Q2: How does the HM-700 ensure compliance with multiple international standards simultaneously?
A: The HM-700’s firmware includes pre-programmed measurement and calculation protocols for ASTM D1003, ISO 13468, JIS K7105, and CIE No.15. When a user selects a specific standard, the instrument automatically configures the measurement geometry (0/d), light source (e.g., Illuminant C for ASTM, D65 for ISO), observer angle (2° or 10°), and data reporting format. For example, ASTM D1003 requires haze measurement under Illuminant C with the CIE 1931 2° observer, while JIS K7105 specifies Illuminant D65. The HM-700 stores these parameters internally and applies them without operator intervention, eliminating the risk of non-compliant test conditions. Furthermore, the instrument provides calibration certificates traceable to national metrology institutes for each standard, supporting ISO/IEC 17025 laboratory accreditation and customer audit requirements. This multi-standard capability is particularly valuable for suppliers serving global markets where different regions mandate different test methods.

Q3: Can the HM-700 measure curved or textured samples, and are there sample size limitations?
A: Yes, the HM-700 is designed to accommodate a wide range of sample geometries, including flat sheets, curved surfaces, and textured films, thanks to its 0/d integrating sphere design. The sphere collects scattered light uniformly regardless of the sample’s surface directionality, minimizing errors from non-flat samples that would affect directional detectors. The standard sample port has a diameter of 20 mm, but optional mask inserts allow measurement of smaller areas down to 10 mm diameter for tiny medical components or test coupons. For textured surfaces (e.g., anti-glare coatings), the instrument’s haze repeatability of ±0.02% enables detection of scatter differences that correlate with surface roughness parameters. Users should note that extremely thick samples (greater than 10 mm) may exceed the optical depth of field and require sample preparation or correction factors, which the HM-700’s software supports through adjustable thickness compensation parameters.

Q4: How does the HM-700 handle data management and traceability in regulated industries?
A: The HM-700 includes comprehensive data management features designed to support quality management systems such as ISO 9001, IATF 16949, and FDA 21 CFR Part 11 (for medical device applications). The instrument stores up to 10,000 measurement records internally, each tagged with a timestamp, operator ID, sample identifier, and selected standard. Data can be exported via USB or Ethernet connection in CSV format for LIMS integration, or printed as PDF test reports that include measurement conditions, results, and pass/fail status based on user-defined tolerance limits.
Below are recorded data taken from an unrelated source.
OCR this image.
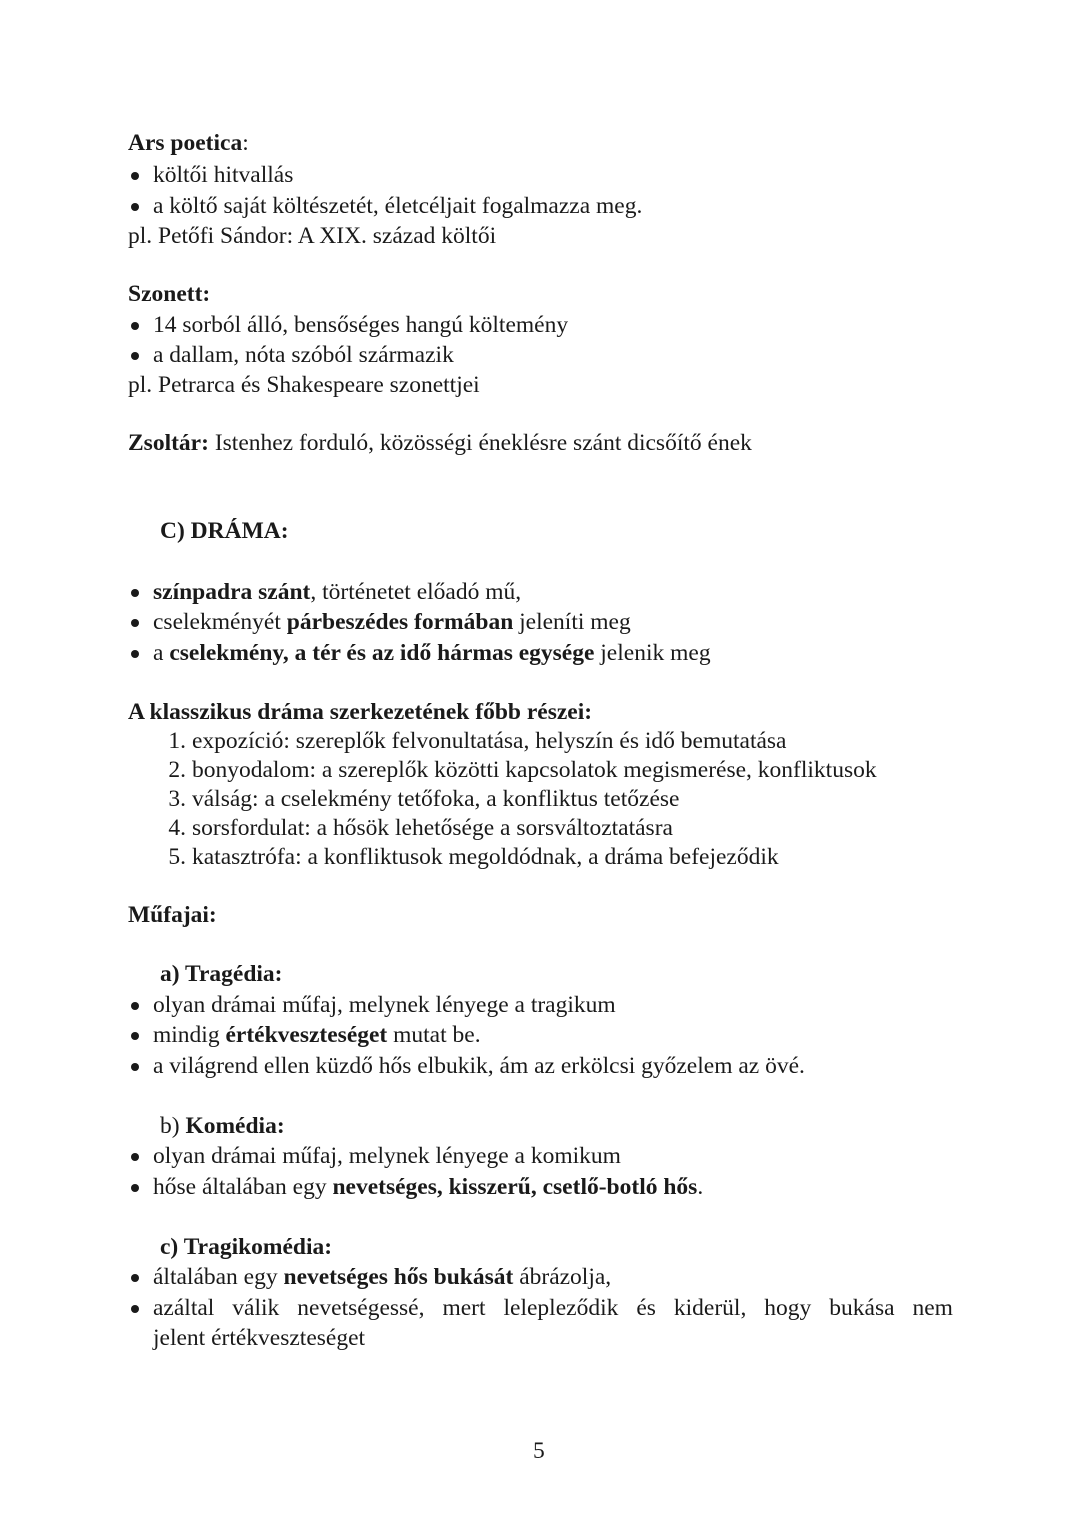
Ars poetica:
költői hitvallás
a költő saját költészetét, életcéljait fogalmazza meg.
pl. Petőfi Sándor: A XIX. század költői
Szonett:
14 sorból álló, bensőséges hangú költemény
a dallam, nóta szóból származik
pl. Petrarca és Shakespeare szonettjei
Zsoltár: Istenhez forduló, közösségi éneklésre szánt dicsőítő ének
C) DRÁMA:
színpadra szánt, történetet előadó mű,
cselekményét párbeszédes formában jeleníti meg
a cselekmény, a tér és az idő hármas egysége jelenik meg
A klasszikus dráma szerkezetének főbb részei:
1. expozíció: szereplők felvonultatása, helyszín és idő bemutatása
2. bonyodalom: a szereplők közötti kapcsolatok megismerése, konfliktusok
3. válság: a cselekmény tetőfoka, a konfliktus tetőzése
4. sorsfordulat: a hősök lehetősége a sorsváltoztatásra
5. katasztrófa: a konfliktusok megoldódnak, a dráma befejeződik
Műfajai:
a) Tragédia:
olyan drámai műfaj, melynek lényege a tragikum
mindig értékveszteséget mutat be.
a világrend ellen küzdő hős elbukik, ám az erkölcsi győzelem az övé.
b) Komédia:
olyan drámai műfaj, melynek lényege a komikum
hőse általában egy nevetséges, kisszerű, csetlő-botló hős.
c) Tragikomédia:
általában egy nevetséges hős bukását ábrázolja,
azáltal válik nevetségessé, mert lelepleződik és kiderül, hogy bukása nem
jelent értékveszteséget
5
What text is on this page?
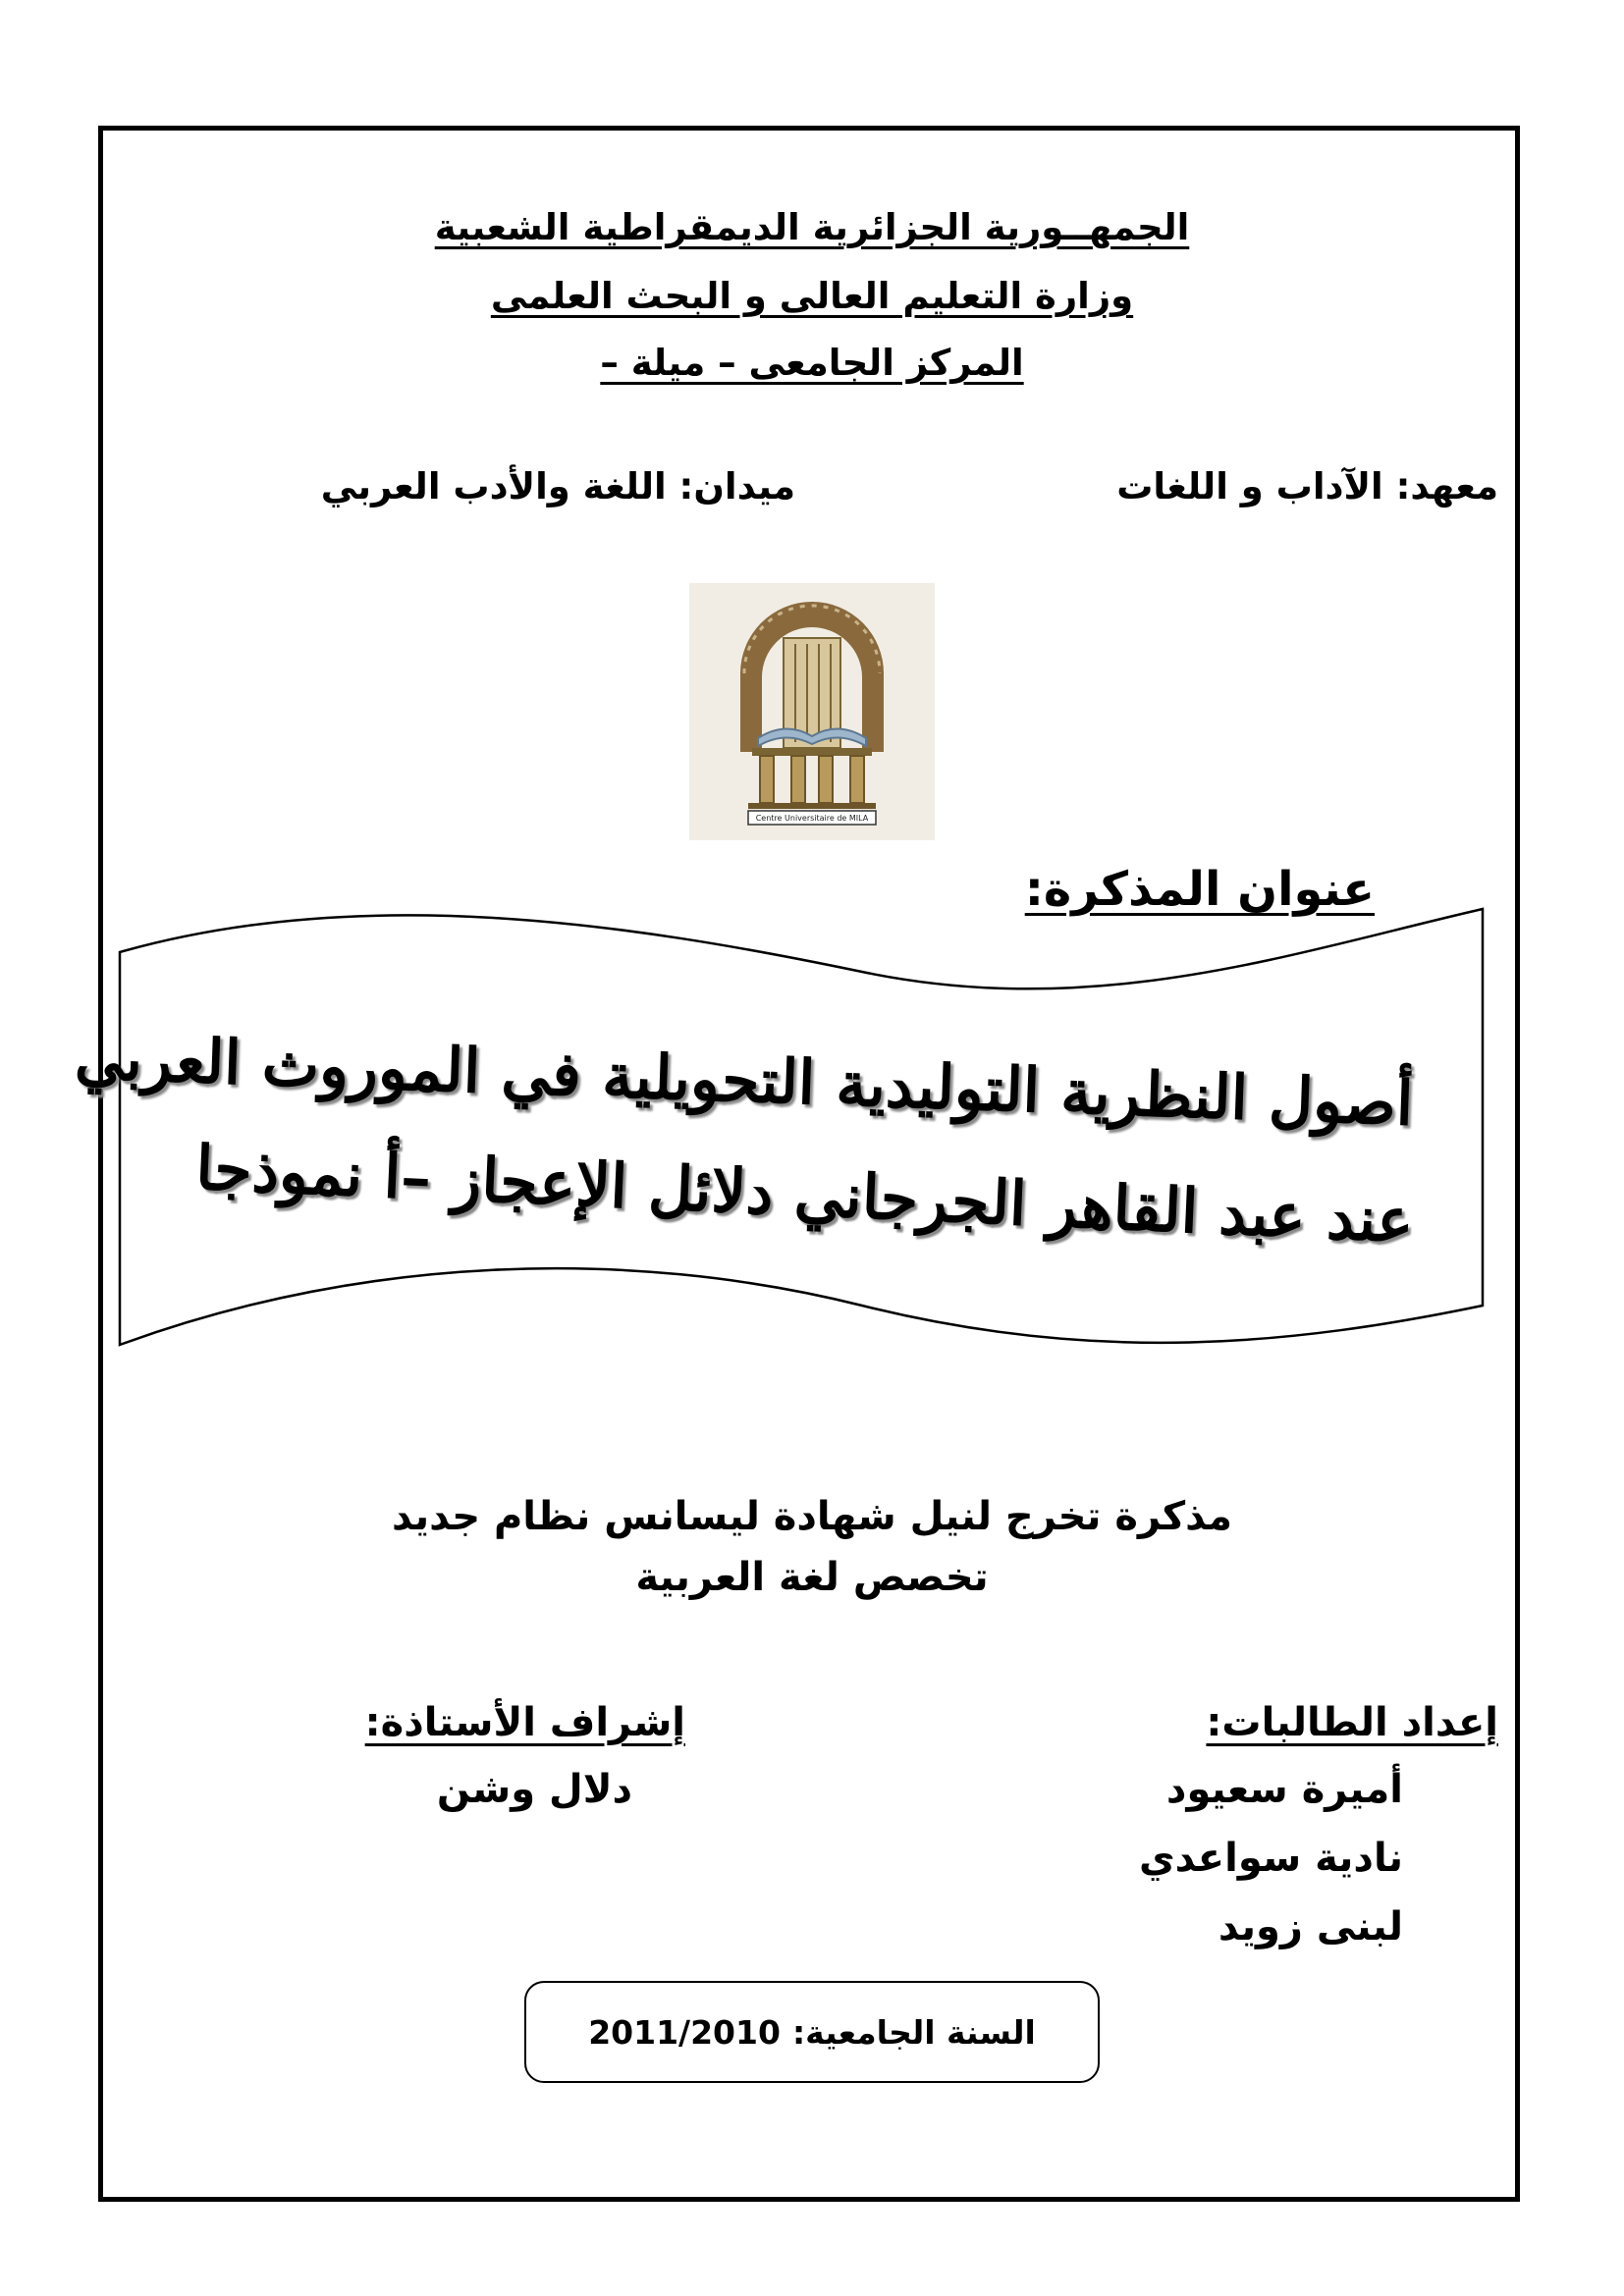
الجمهــورية الجزائرية الديمقراطية الشعبية
وزارة التعليم العالى و البحث العلمى
المركز الجامعى – ميلة –
معهد: الآداب و اللغات
ميدان: اللغة والأدب العربي
Centre Universitaire de MILA
عنوان المذكرة:
أصول النظرية التوليدية التحويلية في الموروث العربي
عند عبد القاهر الجرجاني دلائل الإعجاز –أ نموذجا
مذكرة تخرج لنيل شهادة ليسانس نظام جديد
تخصص لغة العربية
إعداد الطالبات:
أميرة سعيود
نادية سواعدي
لبنى زويد
إشراف الأستاذة:
دلال وشن
السنة الجامعية:
2011/2010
The software supports user access controls (password-protected administrator versus operator modes) and audit trail logging that records any changes to calibration parameters or tolerance settings. For companies requiring full traceability, the HM-700’s serial number and firmware version are embedded in each report, and calibration certificates can be stored digitally alongside measurement data to provide a complete chain of custody for optical property verification.